NATIONALE 7
A ma grand-mère paternelle qui me manque chaque jour un peu plus.
Des routes étroites et cahoteuses,
Vailly-Lyon, Lyon-Vailly,
Une voiture noire fend la brume matinale.
Il y a urgence,
Urgence médicaments.
Dans les années cinquante,
Une femme moderne et cinglante,
Telle une lionne, pleine de force et de courage,
A l’esprit acéré,
A l’humour salvateur et libérateur,
Fonce sur le bitume.
Le paysage file et défile,
Sans qu’elle ne s’en aperçoive.
Comme le fil de sa vie,
Qui se déroule sur le ruban.
Lyon, le pays de son enfance, le pays du tout début,
De la grande et belle histoire d’amour,
Egratignée par l’Histoire et les incartades.
Vailly, son homme et les bêtes qu’il sauve,
Il n’y a plus que cela qui compte.
Retour en arrière pour aller de l’avant.
Laisser derrière elle au retour,
Ses premières amours :
Ses parents, ses montagnes, l’encre et le fusain,
Pour tracer le chemin du futur.
Ne pas perdre le fil,
Le fil de sa vie.
Des allers-retours pour mieux retrouver ses racines.
Le trajet du lien devenu vital,
Pour mieux affronter sa réalité.
Réalité d’une histoire naissante idéalisée,
Tombée dans la banalité des tromperies et renoncements.
Une femme à la trempe d’une Marguerite Yourcenar,
Un Frison Roche qui s’ignore.
Son homme qu’elle aime,
Avec ses frasques et ses travers,
Elle était l’élue,
Pour construire une histoire.
Affronter la guerre, les déboires,
Accepter les rivales sans se consumer dans la jalousie.
Le monolithe qui jamais ne cèderait,
Quoiqu’il lui en coûte.
Qui toujours encaisserait,
Sans rien laisser entrevoir.
Garder le cap pour les siens préserver.
Son homme, plongeant dans les abîmes du jeu et de la frivolité,
Les jeux de l’amour et du hasard,
Pour être reconnu ou rassuré
Pour mieux oublier sa solitude immense,
Lui l'enfant unique, aux proches très tôt disparus.
Son passé effacé, refoulé ? laissait un grand vide,
Une béance pour étayer son avenir,
Son homme, grand et solide comme un roc,
Ce roc lézardé par la déesse Io dans un dernier sursaut.

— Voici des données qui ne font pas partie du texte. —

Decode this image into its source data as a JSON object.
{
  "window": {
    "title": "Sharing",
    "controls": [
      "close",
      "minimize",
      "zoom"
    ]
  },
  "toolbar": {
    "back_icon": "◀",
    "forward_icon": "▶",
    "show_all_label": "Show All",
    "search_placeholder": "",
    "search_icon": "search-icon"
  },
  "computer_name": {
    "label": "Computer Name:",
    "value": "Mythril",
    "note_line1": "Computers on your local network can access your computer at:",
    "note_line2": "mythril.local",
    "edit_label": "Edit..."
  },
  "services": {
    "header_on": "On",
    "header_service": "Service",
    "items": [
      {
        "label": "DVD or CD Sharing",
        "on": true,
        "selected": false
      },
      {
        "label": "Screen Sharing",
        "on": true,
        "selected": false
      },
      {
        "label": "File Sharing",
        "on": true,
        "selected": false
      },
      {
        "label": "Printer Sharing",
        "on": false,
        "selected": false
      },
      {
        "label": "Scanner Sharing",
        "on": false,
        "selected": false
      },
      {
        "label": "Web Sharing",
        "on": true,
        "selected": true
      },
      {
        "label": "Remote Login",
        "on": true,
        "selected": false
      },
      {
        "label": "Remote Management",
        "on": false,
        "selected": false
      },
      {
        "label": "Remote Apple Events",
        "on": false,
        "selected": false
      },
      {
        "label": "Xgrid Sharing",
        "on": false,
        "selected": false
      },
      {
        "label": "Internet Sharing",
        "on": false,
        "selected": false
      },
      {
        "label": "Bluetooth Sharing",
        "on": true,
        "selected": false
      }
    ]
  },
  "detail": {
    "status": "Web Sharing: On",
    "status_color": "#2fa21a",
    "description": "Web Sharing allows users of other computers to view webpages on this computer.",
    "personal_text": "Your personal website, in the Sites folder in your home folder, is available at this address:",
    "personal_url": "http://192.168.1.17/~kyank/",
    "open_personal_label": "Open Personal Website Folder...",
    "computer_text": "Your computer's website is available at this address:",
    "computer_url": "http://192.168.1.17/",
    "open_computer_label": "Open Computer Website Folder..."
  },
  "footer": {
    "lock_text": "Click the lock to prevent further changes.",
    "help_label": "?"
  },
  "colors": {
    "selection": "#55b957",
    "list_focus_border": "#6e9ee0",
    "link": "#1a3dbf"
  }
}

Beau et généreux à se perdre,
Courageux et engagé pour terrasser l’aigle nazi.
Sa personnalité écrasante cachait une fragilité, une fêlure.
Vailly-Lyon, Lyon-Vailly,
Intermède à la monotonie,
Des passions sacrifiées.
Pour toute entière se consacrer,
A lui, à ses descendants.
Petits-enfants qu’ils ont adorés et choyés
Comme pour mieux rattraper le temps à jamais perdu,
De leur quatre enfants délaissés,
Dans les tourbillons du métier :
Urgences fièvre aphteuse, urgences vêlage.
Ce métier jamais partagé.
Demeurer le pilier de cette famille à porter.
De leurs passions maudites ou refoulées,
Ils ont chacun inoculé,
Tantôt le feu de Pégase,
Tantôt le feu de l’art,
Ou les deux à la fois.
Tous seront ensemencés jusqu’à la fin des temps.
Riches de cette histoire pour en éviter les écueils,
Pour mieux comprendre ce qui nous habite,
Ne jamais les oublier pour ce qu’ils nous ont apporté.
Nationale 7, cordon ombilical familial.
Chacun l’emprunte pour s’y ressourcer.
Les uns remontent, les autres descendent,
Lieu de convergence,
Pour puiser les forces qui défaillent,
Trouver le soutien dans la tourmente.
Un asile pour mieux repartir,
Retrouvailles pour la fratrie.
Lieu de tous les maux et pour les mots.
Vailly, le phare indestructible,
Que toutes les tempêtes n’ont pu affaler.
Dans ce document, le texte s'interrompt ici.